What mistakes should you avoid when pairing serif fonts in Figma?
- Pairing two serifs together. Unless you have a strong reason, combining two serif fonts creates visual confusion. The reader won't know where to look.
- Ignoring x-height. If your serif has a tall x-height and your sans-serif has a short one, they'll look mismatched at body size even if they work at display size.
- Using too many weights. You don't need Regular, Medium, SemiBold, Bold, and ExtraBold of both fonts. Pick two to three weights per font and stick with them.
- Skipping mobile previews. A serif headline might look gorgeous at 1440px but cramped at 375px. Use Figma's frame resizing to check responsive behavior early.
- Choosing fonts based on trends alone. A trendy serif pairing might age quickly. Pick typefaces that serve the project's tone and audience, not just what's popular on Dribbble.
Some elegant serif fonts for Figma UI projects can give you inspiration while keeping things functional and refined.
Can you use Google Fonts for serif pairings in Figma?
Yes, and it's one of the easiest ways to get started.
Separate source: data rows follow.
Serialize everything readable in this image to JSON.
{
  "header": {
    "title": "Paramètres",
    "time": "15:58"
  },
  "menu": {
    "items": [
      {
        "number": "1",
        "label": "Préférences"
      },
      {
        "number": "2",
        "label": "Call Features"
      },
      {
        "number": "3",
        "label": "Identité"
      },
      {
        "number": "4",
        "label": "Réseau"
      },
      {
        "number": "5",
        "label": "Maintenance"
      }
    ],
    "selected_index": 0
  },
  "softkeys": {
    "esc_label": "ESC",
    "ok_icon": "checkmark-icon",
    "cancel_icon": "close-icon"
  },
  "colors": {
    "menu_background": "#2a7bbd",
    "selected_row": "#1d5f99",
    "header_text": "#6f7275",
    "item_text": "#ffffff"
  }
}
Most of the pairings listed above Lora, Merriweather, Cormorant Garamond, EB Garamond are available on Google Fonts and load directly in Figma if you have the Google Fonts plugin installed or use Figma's native font support. This keeps your project accessible to collaborators who don't have custom fonts installed.
For commercial or premium typefaces, make sure every collaborator on your Figma file has the font installed locally, or you'll see fallback fonts and broken layouts.
How many serif pairings should you test before deciding?
Three to five pairings is a reasonable range. Create a simple comparison frame in Figma with a hero section, a paragraph block, and a few buttons. Apply each pairing and review them side by side. This takes 20–30 minutes and saves you from committing to a pairing that doesn't hold up in context.
Ask yourself: Does the hierarchy read clearly at a glance? Does the serif add character without sacrificing legibility? Does the sans-serif complement it or fight it?
Quick checklist before you finalize your serif font pairing
- Both fonts render clearly at their intended sizes in Figma
- The contrast between serif and sans-serif is noticeable but not jarring
- You've defined all necessary text styles (headings, body, captions, buttons)
- Line heights and letter-spacing are adjusted per style
- The pairing works at both desktop and mobile frame sizes
- Your collaborators can access both fonts (Google Fonts or installed locally)
- You've limited yourself to 2–3 weights per font
- The type choices match the project's tone formal, modern, editorial, playful, etc.
Next step: Open your current Figma project, pick two fonts from the list above, create a test frame with a headline, body text, and a button, and compare three pairings side by side in under 30 minutes. The right pairing will become obvious once you see it in context.